WWE does have a responsibility to promote a positive image, and while having an openly gay star reinforces this image, it could lead to potential problems in the future. Image plays an important part of WWE and its anti-bullying campaigns. It’s only a matter of time before something involving Darren Young is scrutinized simply because of his sexual orientation.
While it is rumored that Darren Young came out because he was at-risk of being released from the company (an unfounded rumor at that), the public relations behind his announcement will forever be entrenched with him at his side until the day he is eventually released, and even then some will assume that he was released because of his orientation, even if it’s years from now.

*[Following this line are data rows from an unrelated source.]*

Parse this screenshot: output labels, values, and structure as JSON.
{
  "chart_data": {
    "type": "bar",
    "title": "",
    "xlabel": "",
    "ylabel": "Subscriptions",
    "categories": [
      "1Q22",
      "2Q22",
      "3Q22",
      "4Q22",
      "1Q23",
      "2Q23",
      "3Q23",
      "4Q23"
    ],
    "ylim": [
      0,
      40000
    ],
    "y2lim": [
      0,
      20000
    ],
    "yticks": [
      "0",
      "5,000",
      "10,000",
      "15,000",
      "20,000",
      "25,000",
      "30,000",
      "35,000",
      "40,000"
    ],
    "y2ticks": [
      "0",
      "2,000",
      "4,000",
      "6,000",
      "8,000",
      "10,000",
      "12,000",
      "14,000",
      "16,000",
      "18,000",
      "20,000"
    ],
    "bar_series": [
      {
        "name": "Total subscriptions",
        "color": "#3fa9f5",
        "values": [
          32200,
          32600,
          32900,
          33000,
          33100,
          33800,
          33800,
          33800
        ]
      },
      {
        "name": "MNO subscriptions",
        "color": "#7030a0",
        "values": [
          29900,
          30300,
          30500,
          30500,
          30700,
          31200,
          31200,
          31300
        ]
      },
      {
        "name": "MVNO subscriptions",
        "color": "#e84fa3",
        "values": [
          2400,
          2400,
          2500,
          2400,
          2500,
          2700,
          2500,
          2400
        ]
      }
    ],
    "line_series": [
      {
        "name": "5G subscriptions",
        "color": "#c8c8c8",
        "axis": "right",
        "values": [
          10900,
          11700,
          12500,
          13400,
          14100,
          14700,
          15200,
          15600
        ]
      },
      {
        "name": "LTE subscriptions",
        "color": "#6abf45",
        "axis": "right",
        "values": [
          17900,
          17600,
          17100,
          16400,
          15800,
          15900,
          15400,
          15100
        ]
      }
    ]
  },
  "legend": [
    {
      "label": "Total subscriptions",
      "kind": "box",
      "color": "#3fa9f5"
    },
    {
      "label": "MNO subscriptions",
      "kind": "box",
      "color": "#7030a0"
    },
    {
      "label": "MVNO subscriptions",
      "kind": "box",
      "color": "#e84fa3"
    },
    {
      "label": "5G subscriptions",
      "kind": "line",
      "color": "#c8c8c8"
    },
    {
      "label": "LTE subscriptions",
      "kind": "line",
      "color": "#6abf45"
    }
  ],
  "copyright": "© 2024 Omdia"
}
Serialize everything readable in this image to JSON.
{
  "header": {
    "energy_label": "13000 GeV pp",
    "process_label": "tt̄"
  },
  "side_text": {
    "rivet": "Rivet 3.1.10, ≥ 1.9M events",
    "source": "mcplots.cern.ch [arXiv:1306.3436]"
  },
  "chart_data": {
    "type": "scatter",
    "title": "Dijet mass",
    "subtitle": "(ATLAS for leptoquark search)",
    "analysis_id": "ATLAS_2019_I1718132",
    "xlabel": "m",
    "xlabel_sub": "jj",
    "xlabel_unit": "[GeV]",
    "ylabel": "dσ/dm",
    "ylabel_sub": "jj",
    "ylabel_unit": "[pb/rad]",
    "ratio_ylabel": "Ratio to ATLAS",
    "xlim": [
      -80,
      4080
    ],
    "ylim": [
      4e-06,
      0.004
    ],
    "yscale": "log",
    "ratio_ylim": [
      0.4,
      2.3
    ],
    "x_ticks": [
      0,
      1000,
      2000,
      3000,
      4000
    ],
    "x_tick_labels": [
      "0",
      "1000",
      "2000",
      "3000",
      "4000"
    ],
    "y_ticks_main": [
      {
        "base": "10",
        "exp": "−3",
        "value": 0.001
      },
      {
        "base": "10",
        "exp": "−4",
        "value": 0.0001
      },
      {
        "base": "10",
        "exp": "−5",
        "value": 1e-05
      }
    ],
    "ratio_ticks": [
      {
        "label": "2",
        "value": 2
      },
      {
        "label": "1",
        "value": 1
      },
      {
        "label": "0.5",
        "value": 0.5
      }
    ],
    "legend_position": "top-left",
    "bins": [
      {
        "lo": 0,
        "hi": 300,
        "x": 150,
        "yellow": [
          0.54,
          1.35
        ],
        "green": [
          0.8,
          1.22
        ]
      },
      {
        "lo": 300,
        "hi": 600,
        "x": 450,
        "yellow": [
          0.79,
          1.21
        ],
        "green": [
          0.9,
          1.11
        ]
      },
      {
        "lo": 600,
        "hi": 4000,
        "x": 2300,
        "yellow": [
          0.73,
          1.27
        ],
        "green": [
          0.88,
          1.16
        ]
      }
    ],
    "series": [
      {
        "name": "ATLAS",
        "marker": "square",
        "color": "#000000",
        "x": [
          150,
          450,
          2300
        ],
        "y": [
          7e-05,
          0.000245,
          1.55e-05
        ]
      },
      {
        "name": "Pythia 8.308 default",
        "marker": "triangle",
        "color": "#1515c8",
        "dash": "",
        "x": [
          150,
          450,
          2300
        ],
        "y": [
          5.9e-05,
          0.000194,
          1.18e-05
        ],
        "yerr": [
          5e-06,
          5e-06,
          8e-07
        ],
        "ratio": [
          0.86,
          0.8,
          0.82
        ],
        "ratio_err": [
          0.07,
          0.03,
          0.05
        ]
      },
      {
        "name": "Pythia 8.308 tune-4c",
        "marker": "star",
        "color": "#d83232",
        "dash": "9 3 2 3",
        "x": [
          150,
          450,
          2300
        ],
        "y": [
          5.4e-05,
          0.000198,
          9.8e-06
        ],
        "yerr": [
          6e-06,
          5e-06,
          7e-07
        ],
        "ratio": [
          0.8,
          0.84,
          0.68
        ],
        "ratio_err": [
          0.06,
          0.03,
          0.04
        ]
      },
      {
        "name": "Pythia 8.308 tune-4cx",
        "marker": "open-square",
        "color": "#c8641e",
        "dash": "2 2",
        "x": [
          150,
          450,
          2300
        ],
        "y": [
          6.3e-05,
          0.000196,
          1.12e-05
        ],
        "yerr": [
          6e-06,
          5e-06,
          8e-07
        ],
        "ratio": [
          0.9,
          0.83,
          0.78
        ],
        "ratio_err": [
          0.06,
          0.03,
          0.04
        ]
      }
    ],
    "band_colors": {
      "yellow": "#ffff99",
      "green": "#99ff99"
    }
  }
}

The fear that persists is that somehow WWE will turn this into a storyline, and while history is against WWE in its homophobic culture (John Cena rap against The Rock anyone?), there is hopefully an understanding that WWE will need to tread lightly and carefully with all matters involving Young.
At some point, WWE will create a story involving Young’s sexual orientation. WWE as an artform just enjoys imitating life at any given time because it creates publicity and like the carney, Vince will enjoy any kind of positive publicity this may present. The only question is, will WWE allow for homophobic comment to permeate its programming to tell the story it wants to? Will Darren Young be de-pushed simply because of his orientation? While it is unfortunate that everything Young does will be under a microscope, he is figuratively, the guinea pig for WWE as he transcends his superstar persona and becomes a spokesperson for basic rights of gay people everywhere.
Just imagine the headlines now, add whatever you’d like to at the end of, “First openly-gay supertar…
wins Intercontinental Title
wins Royal Rumble
wins United States Title.
There are plenty of opportunities for WWE to make the most of this situation. While some may confuse this promotion with exploitation, Darren Young won’t mind the publicity that comes with his push into the spotlight in the immediate future. Any sort of positive reinforcement is good for WWE, and with a culture that is changing for the better, WWE can make great strides by promoting a great image for its product.
I applaud Darren Young for his ability to make such a powerful decision that will affect his future undoubtedly. My only hope is that WWE follows through properly and promotes a positive product without the fear of exploitation on behalf of one of their talents. While every PR move has an ulterior motive, it is the hope that WWE can make the best of this situation and advocate for the gay community through the promotion of their own product via marketing, television and anti-bullying campaigns.
Best of luck to Darren Young, the world has slightly changed for the better because of you.